Scaloni reagiert direkt und bringt Leandro Paredes. Dessen Einwechslung erhöht die Intensität weiter. Der Mittelfeldspieler sieht schnell Gelb, nachdem er Rodri abseits des Balles trifft, und ist in mehrere hitzige Diskussionen verwickelt, weil die Partie durch Fouls und Unterbrechungen immer wieder zerfällt.

Spanien zieht den Griff um das Spiel allmählich enger und erspielt sich eine Reihe von Chancen, um die Null zu sprengen. Álex Baena versucht es aus der Distanz, einen Freistoß von Lamine Yamal blockt die Mauer, und Dani Olmo prüft Emiliano Martínez mit einem flachen Schuss, der unmittelbar vor dem Torhüter tückisch aufspringt.

Auch nach Standardsituationen bleibt Spanien gefährlich.

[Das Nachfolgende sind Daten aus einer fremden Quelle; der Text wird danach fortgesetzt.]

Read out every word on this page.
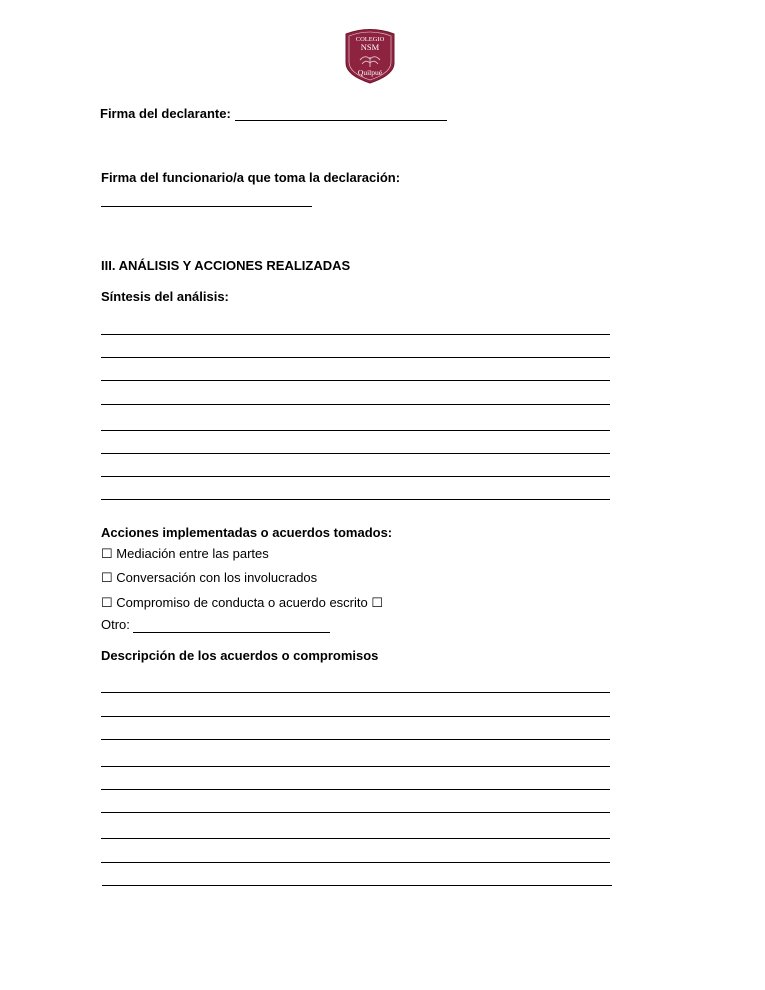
COLEGIO
NSM
Quilpué
Firma del declarante:
Firma del funcionario/a que toma la declaración:
III. ANÁLISIS Y ACCIONES REALIZADAS
Síntesis del análisis:
Acciones implementadas o acuerdos tomados:
☐ Mediación entre las partes
☐ Conversación con los involucrados
☐ Compromiso de conducta o acuerdo escrito ☐
Otro:
Descripción de los acuerdos o compromisos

Nach mehreren Ecken tauchen Marc Cucurella, Pedro Porro und Pau Cubarsí immer wieder vorne auf.

Luis de la Fuente bringt frische Kräfte: Pedri und Ferran Torres kommen für Fabián Ruiz und Mikel Oyarzabal. Später ersetzt er Dani Olmo und Baena durch Nico Williams und Mikel Merino.

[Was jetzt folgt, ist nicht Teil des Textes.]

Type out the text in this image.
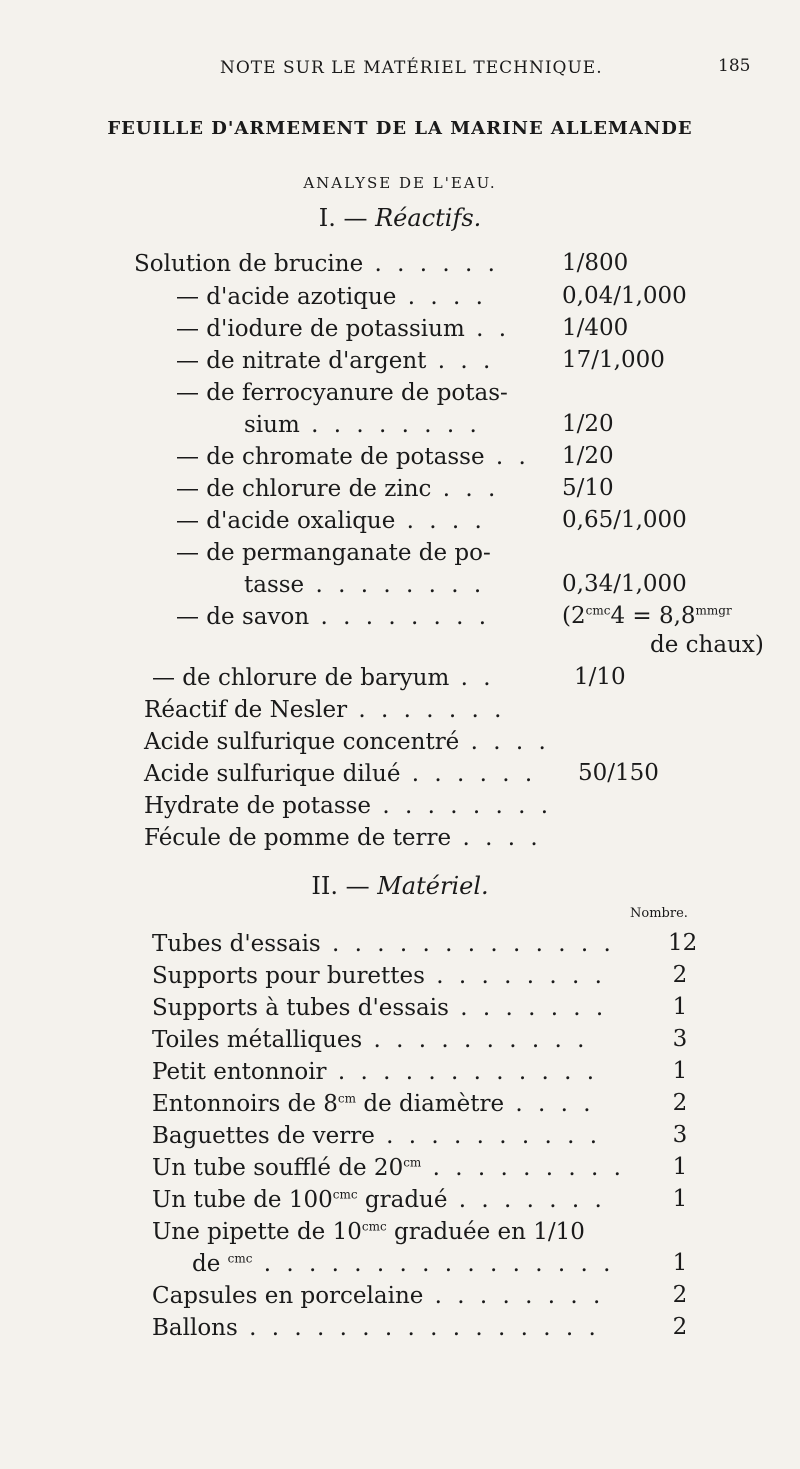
NOTE SUR LE MATÉRIEL TECHNIQUE.	185
FEUILLE D'ARMEMENT DE LA MARINE ALLEMANDE
ANALYSE DE L'EAU.
I. — Réactifs.
Solution de brucine . . . . . .	1/800
— d'acide azotique . . . .	0,04/1,000
— d'iodure de potassium . . 1/400
— de nitrate d'argent . . .	17/1,000
— de ferrocyanure de potas-
sium . . . . . . . .	1/20
— de chromate de potasse . . 1/20
— de chlorure de zinc . . .	5/10
— d'acide oxalique . . . .	0,65/1,000
— de permanganate de po-
tasse . . . . . . . .	0,34/1,000
— de savon . . . . . . . .	($2^{cmc}4 = 8,8^{mmgr}$
de chaux)
— de chlorure de baryum . .	1/10
Réactif de Nesler . . . . . . .
Acide sulfurique concentré . . . .
Acide sulfurique dilué . . . . . . 50/150
Hydrate de potasse . . . . . . . .
Fécule de pomme de terre . . . .
II. — Matériel.
Nombre.
Tubes d'essais . . . . . . . . . . . . . 12
Supports pour burettes . . . . . . . .	2
Supports à tubes d'essais . . . . . . .	1
Toiles métalliques . . . . . . . . . .	3
Petit entonnoir . . . . . . . . . . . .	1
Entonnoirs de $8^{cm}$ de diamètre . . . .	2
Baguettes de verre . . . . . . . . . .	3
Un tube soufflé de $20^{cm}$ . . . . . . . . . 1
Un tube de $100^{cmc}$ gradué . . . . . . .	1
Une pipette de $10^{cmc}$ graduée en 1/10
de $^{cmc}$ . . . . . . . . . . . . . . . .	1
Capsules en porcelaine . . . . . . . .	2
Ballons . . . . . . . . . . . . . . . .	2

Scaloni antwortet mit Nahuel Molina, Facundo Medina und Giuliano Simeone. Sie sollen den spanischen Druck auffangen und zugleich über Messi und Álvarez Konter ermöglichen. Doch Spaniens Abwehr um Cubarsí, Aymeric Laporte und Torhüter Unai Simón lässt Argentinien kaum klare Abschlüsse zu.

In der Schlussphase der regulären Spielzeit erhöht Spanien den Druck weiter. Ferran Torres köpft direkt in die Arme von Martínez, anschließend testen Pedri und Cubarsí den argentinischen Torhüter erneut. Laporte verpasst nach einer Ecke per Kopf nur knapp.

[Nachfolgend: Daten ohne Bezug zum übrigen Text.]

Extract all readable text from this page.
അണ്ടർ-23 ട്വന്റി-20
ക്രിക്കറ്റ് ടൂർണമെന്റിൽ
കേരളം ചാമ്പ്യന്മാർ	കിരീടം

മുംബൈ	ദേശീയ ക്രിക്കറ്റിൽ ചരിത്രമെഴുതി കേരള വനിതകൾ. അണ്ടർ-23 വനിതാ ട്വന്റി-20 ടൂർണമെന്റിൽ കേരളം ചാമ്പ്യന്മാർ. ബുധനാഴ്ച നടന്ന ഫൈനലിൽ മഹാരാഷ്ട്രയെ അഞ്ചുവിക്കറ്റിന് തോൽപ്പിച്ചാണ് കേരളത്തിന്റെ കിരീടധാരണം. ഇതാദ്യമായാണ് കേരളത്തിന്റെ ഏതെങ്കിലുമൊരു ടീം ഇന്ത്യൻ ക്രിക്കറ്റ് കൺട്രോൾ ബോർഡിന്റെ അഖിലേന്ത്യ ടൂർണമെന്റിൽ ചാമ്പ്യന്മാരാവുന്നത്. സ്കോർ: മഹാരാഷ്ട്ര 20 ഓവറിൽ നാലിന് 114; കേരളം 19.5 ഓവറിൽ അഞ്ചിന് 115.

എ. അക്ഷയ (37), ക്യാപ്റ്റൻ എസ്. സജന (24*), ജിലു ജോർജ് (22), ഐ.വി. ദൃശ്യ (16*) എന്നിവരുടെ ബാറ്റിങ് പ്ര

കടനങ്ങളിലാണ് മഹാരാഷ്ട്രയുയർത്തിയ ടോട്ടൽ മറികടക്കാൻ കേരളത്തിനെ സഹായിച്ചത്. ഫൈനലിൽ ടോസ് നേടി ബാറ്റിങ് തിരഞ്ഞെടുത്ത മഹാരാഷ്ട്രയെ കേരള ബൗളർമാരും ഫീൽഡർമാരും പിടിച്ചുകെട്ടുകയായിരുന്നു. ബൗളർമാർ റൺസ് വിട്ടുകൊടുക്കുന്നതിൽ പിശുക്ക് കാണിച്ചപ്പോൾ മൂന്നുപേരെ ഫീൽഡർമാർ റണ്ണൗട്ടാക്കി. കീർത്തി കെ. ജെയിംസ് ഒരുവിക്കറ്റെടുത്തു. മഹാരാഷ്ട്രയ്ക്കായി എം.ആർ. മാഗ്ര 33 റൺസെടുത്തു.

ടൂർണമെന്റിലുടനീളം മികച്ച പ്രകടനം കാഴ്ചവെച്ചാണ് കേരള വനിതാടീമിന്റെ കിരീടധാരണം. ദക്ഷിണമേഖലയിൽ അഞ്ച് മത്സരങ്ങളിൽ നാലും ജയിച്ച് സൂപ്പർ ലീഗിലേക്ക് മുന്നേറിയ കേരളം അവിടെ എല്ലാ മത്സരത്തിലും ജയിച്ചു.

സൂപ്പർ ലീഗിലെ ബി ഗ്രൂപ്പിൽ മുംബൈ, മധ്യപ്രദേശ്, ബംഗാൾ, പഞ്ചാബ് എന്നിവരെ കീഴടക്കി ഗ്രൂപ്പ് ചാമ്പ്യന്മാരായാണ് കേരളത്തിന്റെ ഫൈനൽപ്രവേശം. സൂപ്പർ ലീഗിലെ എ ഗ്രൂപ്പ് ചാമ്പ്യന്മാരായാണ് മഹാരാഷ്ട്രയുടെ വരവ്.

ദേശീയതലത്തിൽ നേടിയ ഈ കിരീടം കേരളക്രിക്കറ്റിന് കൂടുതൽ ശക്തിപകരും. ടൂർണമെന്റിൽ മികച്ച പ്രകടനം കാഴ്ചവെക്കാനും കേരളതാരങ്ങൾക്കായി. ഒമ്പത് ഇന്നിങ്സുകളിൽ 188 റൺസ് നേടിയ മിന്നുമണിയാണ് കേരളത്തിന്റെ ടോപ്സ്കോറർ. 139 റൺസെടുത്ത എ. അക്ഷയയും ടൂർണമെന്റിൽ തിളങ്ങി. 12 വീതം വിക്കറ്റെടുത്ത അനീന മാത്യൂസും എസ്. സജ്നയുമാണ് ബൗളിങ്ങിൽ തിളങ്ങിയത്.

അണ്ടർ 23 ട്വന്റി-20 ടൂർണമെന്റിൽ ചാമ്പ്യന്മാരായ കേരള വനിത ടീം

In der Nachspielzeit kippt die Stimmung: Enzo Fernández sieht nach einem rücksichtslosen Foul an Cubarsí die zweite Gelbe Karte und fliegt vom Platz. Argentinien spielt nur noch mit zehn Mann. Spanien drückt auf den späten Siegtreffer, doch Martínez und die tief stehende Defensive halten stand, während die Emotionen hochkochen.

Torres trifft in der Verlängerung: Spanien holt zweiten WM-Titel

Auch die Verlängerung beginnt ohne Durchbruch. Beide Teams kämpfen weiter um die Kontrolle, klare Chancen bleiben zunächst Mangelware. Im zweiten Abschnitt der Extra-Zeit findet Spanien dann endlich das ersehnte Tor.

In der 106. Minute legt Lamine Yamal den Ball am rechten Strafraumeck auf Pedro Porro ab. Der Verteidiger flankt an den zweiten Pfosten. Unter Druck von Nahuel Molina verzichtet Nico Williams auf den direkten Kopfball aus spitzem Winkel und legt stattdessen per Kopf in die Mitte zurück. Ferran Torres kommt angerauscht und trifft mit einem wuchtigen Linksschuss unter die Latte.

Argentinien wirft in den letzten Minuten noch einmal alles nach vorne, doch der späte Sturmlauf reicht nicht, um Spanien den Titel zu entreißen.

Mit dem Schlusspfiff steht fest: Spanien ist zum zweiten Mal Weltmeister, bleibt im gesamten Turnier ungeschlagen und beendet die Regentschaft Argentiniens.